Его первые воспоминания связаны с матерью, темноволосой француженкой, с которой они жили в крытой толем лачуге. Чего она только не делала, чтобы обеспечить его едой хотя бы на одни день. Иногда богато одетые плантаторы с усыпанными бриллиантами пальцами платили ей за ее тело, а иногда и нет. Иногда вместо этого даже били. А иногда заставляли ее припадать к их коленям и выпрашивать гроши, да при этом могли заставлять ее делать такие вещи, от которых бедняжку рвало после их ухода. То и дело они появлялись не в одиночку, воняя вином, бренча деньгами, и заставляли ее обслуживать всех сразу.
Морган не понимал тогда, что происходило, но ему это не нравилось. Он даже просил маму не делать этого. И это не прекращалось до тех пор, пока как-то вечером в отсутствие матери к ним в хибару не вломился пьяный надсмотрщик с хлопковой плантации и застал его одного…
Забыв о сигаре, Морган обжег пальцы, вскрикнул и бросил окурок на землю. Потом он поднял руку и потер лоб. Потный, ослабший, он прислонился к прохладному столбу и закрыл глаза.
– Мистер Кейн? – Ветер донес до него женский голос. – Мистер Кейн? – прозвучал тот же голос, но более твердо.
Он открыл глаза. На развевающиеся полы пиджака падали капли дождя. Морган повернулся и увидел экипаж. В темном окне без стекла он различил бледное лицо леди Гэстроп. Он отсюда почувствовал фиалковый запах ее духов.
– Слава Богу, я нашла вас, – произнесла она. – Я ждала вас столько ночей…

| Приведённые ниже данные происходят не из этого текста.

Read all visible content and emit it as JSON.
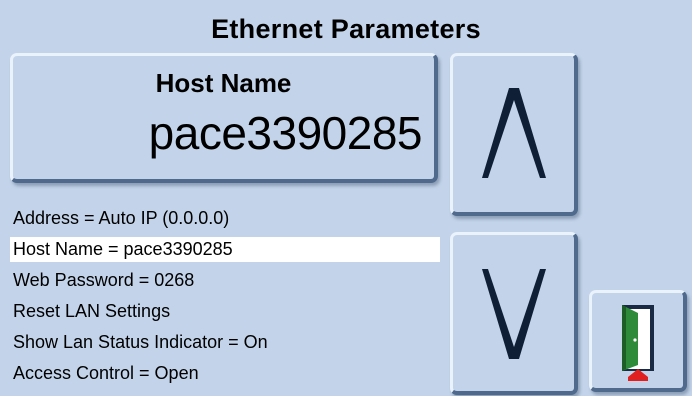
{
  "title": "Ethernet Parameters",
  "host_box": {
    "label": "Host Name",
    "value": "pace3390285"
  },
  "list": [
    {
      "text": "Address = Auto IP (0.0.0.0)",
      "selected": false
    },
    {
      "text": "Host Name = pace3390285",
      "selected": true
    },
    {
      "text": "Web Password = 0268",
      "selected": false
    },
    {
      "text": "Reset LAN Settings",
      "selected": false
    },
    {
      "text": "Show Lan Status Indicator = On",
      "selected": false
    },
    {
      "text": "Access Control = Open",
      "selected": false
    }
  ],
  "buttons": {
    "up_icon": "chevron-up-icon",
    "down_icon": "chevron-down-icon",
    "exit_icon": "exit-door-icon"
  },
  "colors": {
    "background": "#c3d4ea",
    "selected_row": "#ffffff",
    "arrow": "#0f2036",
    "door_green": "#2e8b3a",
    "door_red": "#e02020"
  }
}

Лицо леди исчезло, но растворилась дверь экипажа. Кейн смотрел некоторое время в зияющий темнотой вход, затем приблизился и поднялся внутрь. Экипаж сорвался с места, не успел он еще как следует устроиться на бархатном сиденье напротив хозяйки.
Они в молчании ехали по Уотер-стрит. Наконец Морган подал голос:
– Я так понимаю, что ваш муж опять выехал за пределы страны, леди Гэстроп.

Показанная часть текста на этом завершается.